By the end of Ezra Dickinson’s Mother for you I made this, when this question is one of many similarly unsettling ones on the soundscore, the emotional impact of his quiet, subtle work comes roaring in. The program notes that the solo is about “Dickinson’s relationship with his mother, a dance teacher with schizophrenia who called him up 10 years ago to tell him she was living on the street” and is meant to activate “conversation about America’s failed mental health care system.” Too often, advocacy art can founder under a burden of sincerity and of forcing a message on an audience, and Dickinson is to be commended for the space he gave his subject to breathe.

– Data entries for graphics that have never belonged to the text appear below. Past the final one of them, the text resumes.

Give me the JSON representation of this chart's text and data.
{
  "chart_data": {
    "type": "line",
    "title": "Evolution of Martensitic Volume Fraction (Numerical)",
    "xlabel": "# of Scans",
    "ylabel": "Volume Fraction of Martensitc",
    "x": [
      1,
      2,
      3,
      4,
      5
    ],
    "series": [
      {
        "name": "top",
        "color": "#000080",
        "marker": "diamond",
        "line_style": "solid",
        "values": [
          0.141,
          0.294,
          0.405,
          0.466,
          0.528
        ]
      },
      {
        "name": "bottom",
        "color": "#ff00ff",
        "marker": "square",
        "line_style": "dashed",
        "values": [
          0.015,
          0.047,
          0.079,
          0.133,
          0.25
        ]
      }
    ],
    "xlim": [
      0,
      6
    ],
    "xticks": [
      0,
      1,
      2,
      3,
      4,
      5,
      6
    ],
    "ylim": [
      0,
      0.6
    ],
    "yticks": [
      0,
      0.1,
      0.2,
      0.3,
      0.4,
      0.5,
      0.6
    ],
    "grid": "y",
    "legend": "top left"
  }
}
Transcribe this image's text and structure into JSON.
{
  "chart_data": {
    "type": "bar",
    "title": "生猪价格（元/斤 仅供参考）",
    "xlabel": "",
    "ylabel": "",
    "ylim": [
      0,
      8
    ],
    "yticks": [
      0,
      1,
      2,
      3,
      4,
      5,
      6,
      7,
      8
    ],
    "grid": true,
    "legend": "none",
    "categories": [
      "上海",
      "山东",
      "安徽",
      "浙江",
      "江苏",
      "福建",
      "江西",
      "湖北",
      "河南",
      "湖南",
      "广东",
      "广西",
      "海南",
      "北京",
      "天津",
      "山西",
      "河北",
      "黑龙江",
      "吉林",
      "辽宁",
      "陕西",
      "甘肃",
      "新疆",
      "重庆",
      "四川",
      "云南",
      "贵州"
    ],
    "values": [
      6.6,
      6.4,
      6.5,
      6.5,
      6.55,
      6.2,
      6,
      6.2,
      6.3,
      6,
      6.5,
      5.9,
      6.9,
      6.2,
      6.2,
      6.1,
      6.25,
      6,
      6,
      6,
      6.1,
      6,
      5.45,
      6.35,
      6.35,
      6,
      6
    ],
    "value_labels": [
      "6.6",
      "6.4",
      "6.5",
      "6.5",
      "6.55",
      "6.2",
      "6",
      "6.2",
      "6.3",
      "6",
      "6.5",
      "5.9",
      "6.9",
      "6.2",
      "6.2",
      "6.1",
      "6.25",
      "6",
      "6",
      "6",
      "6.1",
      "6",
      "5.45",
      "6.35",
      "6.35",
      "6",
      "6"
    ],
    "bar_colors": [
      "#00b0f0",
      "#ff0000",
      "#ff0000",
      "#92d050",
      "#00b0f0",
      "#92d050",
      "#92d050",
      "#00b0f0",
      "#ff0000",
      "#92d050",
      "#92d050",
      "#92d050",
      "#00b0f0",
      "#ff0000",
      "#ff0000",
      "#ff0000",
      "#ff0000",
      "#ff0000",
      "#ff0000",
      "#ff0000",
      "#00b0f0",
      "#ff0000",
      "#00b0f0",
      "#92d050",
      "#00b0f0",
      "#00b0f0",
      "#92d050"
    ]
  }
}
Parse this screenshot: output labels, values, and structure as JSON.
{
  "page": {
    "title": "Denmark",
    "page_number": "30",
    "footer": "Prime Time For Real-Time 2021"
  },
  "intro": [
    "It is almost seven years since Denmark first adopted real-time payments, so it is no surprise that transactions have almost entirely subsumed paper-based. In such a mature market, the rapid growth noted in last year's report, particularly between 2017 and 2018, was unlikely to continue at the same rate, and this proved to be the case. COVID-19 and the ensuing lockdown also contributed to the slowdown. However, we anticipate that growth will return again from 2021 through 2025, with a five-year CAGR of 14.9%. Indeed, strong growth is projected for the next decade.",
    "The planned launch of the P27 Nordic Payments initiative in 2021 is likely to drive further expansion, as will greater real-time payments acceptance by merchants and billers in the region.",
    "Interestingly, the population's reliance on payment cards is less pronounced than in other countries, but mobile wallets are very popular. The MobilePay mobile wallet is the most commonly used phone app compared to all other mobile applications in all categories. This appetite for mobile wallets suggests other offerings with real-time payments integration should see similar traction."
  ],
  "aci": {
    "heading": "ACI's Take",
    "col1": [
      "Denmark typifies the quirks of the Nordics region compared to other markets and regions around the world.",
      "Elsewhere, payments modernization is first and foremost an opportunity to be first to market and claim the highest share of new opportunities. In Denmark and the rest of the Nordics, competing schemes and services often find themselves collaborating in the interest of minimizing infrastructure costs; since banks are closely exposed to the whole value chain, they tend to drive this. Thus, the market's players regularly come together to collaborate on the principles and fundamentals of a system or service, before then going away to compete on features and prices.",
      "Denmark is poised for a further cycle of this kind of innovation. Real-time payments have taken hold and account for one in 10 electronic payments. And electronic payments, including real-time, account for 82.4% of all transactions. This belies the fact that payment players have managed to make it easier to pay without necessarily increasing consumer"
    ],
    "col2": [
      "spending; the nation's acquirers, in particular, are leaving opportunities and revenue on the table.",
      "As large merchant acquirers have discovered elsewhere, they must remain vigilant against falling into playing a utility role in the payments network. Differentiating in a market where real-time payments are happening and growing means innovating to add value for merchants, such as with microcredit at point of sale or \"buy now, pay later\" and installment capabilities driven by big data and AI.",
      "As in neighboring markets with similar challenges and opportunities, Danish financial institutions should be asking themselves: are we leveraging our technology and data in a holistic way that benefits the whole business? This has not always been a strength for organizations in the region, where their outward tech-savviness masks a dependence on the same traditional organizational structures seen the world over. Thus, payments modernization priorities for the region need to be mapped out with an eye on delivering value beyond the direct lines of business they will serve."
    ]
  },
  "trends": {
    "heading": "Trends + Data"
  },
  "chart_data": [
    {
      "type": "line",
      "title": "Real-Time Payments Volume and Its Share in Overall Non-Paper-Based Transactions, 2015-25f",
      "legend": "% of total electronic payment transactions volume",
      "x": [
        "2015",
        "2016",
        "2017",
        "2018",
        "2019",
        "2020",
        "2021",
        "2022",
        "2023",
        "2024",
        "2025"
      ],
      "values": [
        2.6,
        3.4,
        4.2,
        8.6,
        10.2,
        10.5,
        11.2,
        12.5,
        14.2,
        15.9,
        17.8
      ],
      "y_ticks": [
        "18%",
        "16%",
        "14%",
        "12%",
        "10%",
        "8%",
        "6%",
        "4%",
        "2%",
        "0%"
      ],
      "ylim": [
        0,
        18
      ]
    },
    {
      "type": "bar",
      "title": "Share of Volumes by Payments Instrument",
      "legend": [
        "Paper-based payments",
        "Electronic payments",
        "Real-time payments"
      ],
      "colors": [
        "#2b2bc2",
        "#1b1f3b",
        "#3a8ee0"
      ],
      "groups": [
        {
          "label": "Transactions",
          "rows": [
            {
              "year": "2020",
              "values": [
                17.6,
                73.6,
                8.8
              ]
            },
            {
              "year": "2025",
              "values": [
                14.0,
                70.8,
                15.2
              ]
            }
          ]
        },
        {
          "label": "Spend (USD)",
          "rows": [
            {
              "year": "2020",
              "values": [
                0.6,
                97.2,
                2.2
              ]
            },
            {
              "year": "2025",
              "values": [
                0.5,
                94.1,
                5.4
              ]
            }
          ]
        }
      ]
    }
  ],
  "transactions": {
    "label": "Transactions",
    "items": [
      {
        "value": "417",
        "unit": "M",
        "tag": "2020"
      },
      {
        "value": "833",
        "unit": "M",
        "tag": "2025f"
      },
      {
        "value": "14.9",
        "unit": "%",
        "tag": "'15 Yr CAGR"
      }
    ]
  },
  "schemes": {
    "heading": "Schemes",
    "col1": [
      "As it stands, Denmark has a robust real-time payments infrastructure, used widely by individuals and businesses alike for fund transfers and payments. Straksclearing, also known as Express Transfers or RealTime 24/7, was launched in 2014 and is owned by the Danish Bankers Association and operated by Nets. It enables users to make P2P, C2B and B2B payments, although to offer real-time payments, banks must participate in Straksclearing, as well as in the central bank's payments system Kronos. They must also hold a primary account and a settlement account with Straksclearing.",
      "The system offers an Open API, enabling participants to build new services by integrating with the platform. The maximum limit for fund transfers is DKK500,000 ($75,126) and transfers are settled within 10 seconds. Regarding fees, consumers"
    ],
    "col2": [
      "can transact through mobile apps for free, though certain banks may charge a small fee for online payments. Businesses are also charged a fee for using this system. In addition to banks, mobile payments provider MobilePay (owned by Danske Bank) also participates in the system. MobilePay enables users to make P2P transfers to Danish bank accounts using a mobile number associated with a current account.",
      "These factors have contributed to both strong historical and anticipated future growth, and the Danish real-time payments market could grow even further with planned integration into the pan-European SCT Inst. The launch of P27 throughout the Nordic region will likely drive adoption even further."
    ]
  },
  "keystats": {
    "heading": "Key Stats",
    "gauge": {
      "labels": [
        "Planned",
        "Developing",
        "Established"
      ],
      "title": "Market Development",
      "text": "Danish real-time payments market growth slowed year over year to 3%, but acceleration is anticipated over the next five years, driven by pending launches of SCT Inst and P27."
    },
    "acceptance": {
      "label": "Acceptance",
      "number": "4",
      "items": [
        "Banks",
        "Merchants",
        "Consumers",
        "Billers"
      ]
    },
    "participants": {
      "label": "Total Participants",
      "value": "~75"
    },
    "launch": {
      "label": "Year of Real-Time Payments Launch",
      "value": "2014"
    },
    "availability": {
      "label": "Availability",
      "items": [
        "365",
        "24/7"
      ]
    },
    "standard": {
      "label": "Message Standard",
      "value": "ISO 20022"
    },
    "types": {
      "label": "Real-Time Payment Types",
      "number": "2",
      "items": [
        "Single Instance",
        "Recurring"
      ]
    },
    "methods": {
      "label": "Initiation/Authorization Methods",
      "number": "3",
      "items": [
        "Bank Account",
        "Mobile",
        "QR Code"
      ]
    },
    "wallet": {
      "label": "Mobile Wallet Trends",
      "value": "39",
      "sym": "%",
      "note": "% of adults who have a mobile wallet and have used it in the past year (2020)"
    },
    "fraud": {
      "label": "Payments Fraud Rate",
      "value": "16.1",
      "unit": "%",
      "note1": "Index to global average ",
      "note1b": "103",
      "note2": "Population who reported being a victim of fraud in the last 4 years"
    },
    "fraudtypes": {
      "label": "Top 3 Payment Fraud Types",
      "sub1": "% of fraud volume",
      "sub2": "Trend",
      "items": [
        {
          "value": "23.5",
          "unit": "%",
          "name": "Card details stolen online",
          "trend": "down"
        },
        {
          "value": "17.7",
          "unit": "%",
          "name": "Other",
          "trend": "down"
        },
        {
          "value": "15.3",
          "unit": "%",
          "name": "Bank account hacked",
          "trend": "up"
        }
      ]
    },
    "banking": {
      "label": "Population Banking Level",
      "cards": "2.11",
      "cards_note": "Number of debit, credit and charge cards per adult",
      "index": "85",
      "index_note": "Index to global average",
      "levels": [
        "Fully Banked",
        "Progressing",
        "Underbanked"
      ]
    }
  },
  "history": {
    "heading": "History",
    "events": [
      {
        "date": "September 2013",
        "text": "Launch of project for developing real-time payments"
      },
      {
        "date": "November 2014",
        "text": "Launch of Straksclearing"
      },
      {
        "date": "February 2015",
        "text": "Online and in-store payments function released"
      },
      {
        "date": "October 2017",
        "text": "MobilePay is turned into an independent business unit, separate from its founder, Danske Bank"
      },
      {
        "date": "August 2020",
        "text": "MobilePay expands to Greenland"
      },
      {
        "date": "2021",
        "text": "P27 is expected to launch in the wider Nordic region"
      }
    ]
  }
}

Through quiet and restraint, he created a deeply moving and effective piece.
Dickinson’s work, part of Velocity Dance Center’s Made in Seattle series, takes place on the streets and alleys of downtown Seattle, starting outside the dreary Greyhound bus station, and progressing through various usually-ignored pockets of space. Twenty people gather, don headphones, and are guided by ushers from site to site as city life flows around and through the performance.

Ezra Dickinson in Mother for you I made this 
Photo by Tim Summers

It opens with Dickinson across the street, dramatically framed by a doorway, carving shapes in space, and then ranging up and down the sidewalk with expansive jumps and elegant arabesques. The visual interest of his dancing is heightened as passing cars and buses interrupt the view, making one anxious for what might have been missed. Eventually his movement quiets, and he slowly makes his way to a group of trees down the street. Bent over, shuffling, no trace remaining of the virtuosic, regal dancer he was a moment ago, he weaves a strip of cloth between the trees. Words on the cloth unfurl into sentences like “who will make a home for my mother who lives with imbalance,” “look at me mother,” and “I love you mother.”
After a film interlude in an alley, Dickinson emerges in a mask (presumably) depicting his mother, his bowed shoulders covered with a blanket printed with the same face. Slowly, seemingly aimlessly, he wanders, leading his audience eventually to a small park-like area below street level. His mask is exchanged for a brilliant blue lizard-like head, and eventually Dickinson re-emerges, his simple movements becoming more dance-y, until the dialogue in the soundscore drives him to hide under a blanket. The piece over, he has no curtain or backstage to retreat to. The moment when he emerges from the blanket, looking a little shocked and vulnerable, is one of the most poignant moments of the piece. The sudden return to the “real world” is a surprise to the audience too, as the import of what they have journeyed through together starts to be felt.
Site-specific work in public always creates a fascinating dynamic of both the performance itself, and the friction of interaction between the performance and the public. In Mother, that friction is brilliantly topical. As the performance brings up issues of mental illness, the setting of the performance makes one constantly aware of the tension between “normal” and “abnormal” public behavior. Normally, one does not curve one’s body into baroque shapes on the sidewalk, or do balancés while waiting at the crosswalk. The reaction of people walking by makes clear how transgressive Dickinson’s public dancing is. By extension, his paying audience, in accepting his actions, shares in his transgression. By being part of abnormal public behavior, they enact behavior that is usually viewed as a signifier of mental illness.
Ezra Dickinson in Mother for you I made this
Photo by Tim Summers
Dickinson does not force his subject matter on his audience, but gives enough time and breath to let the audience consider, process, and come to his subject matter. By letting the impact mental illness had on a mother-son relationship slowly sink in, Dickinson makes the audience viscerally aware of what is at stake in the debate of how much society is obligated to take care of its own. He makes it hard to believe that the obligation has been met, when one considers a boy pleading, “Mother, can you live?”
Mother for you I made this continues May 919, 2013. All performances are sold out.